Why can’t this search index be related to the Publication Index? Let us take a look at the lunr search index in use as of this writing:
[
{
"extract": "...",
"clientId": "..",
"inceptDate": "...",
"modificationDate": "...",
"title": "..."
},
{
"extract": "...",
"clientId": "..",
"inceptDate": "...",
"modificationDate": "...",
"title": "..."
},
]
It is clear that what we are looking at is an array of Partial<Document> with this extract property tacked on. (The inceptDate property, by the way, maps to the createDate property on Document; there is an issue out there addressing this weirdness).
Songhay Publications has a method for producing an extract from Document.
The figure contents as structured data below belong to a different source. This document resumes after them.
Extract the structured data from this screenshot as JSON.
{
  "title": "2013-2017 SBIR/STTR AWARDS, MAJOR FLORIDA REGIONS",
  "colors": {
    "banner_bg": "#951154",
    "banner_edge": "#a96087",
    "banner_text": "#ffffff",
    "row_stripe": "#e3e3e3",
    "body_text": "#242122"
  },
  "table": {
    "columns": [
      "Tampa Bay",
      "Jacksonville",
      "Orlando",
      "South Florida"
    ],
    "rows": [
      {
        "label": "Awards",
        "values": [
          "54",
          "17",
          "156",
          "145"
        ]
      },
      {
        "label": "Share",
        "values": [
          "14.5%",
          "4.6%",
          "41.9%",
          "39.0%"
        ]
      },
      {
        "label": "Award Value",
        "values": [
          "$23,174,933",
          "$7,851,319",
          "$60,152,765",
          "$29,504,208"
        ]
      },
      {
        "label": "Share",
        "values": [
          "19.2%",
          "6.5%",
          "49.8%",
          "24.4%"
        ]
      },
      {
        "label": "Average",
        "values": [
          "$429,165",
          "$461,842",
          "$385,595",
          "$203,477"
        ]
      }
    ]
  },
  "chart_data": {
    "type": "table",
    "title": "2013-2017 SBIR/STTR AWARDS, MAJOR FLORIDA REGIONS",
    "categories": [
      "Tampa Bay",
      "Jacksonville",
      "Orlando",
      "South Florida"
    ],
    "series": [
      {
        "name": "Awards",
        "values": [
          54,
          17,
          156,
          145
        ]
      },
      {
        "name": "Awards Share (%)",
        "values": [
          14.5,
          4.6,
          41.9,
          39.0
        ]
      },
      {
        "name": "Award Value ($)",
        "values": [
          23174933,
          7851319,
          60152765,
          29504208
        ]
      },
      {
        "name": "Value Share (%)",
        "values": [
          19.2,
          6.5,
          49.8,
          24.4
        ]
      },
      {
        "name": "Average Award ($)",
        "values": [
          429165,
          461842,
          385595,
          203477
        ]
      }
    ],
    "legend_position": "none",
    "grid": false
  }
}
So it is quite clear that a search index is a very simplified form of our new Publications Index.
Again, in Typescript we can formally and precisely define the SearchIndexEntry:
interface SearchIndexEntry extends Partial<Document> {
string extract;
}
By writing this, I see now that I can replace the LunrIndexEntry I have defined for this Blog Publication with the more generalized SearchIndexEntry.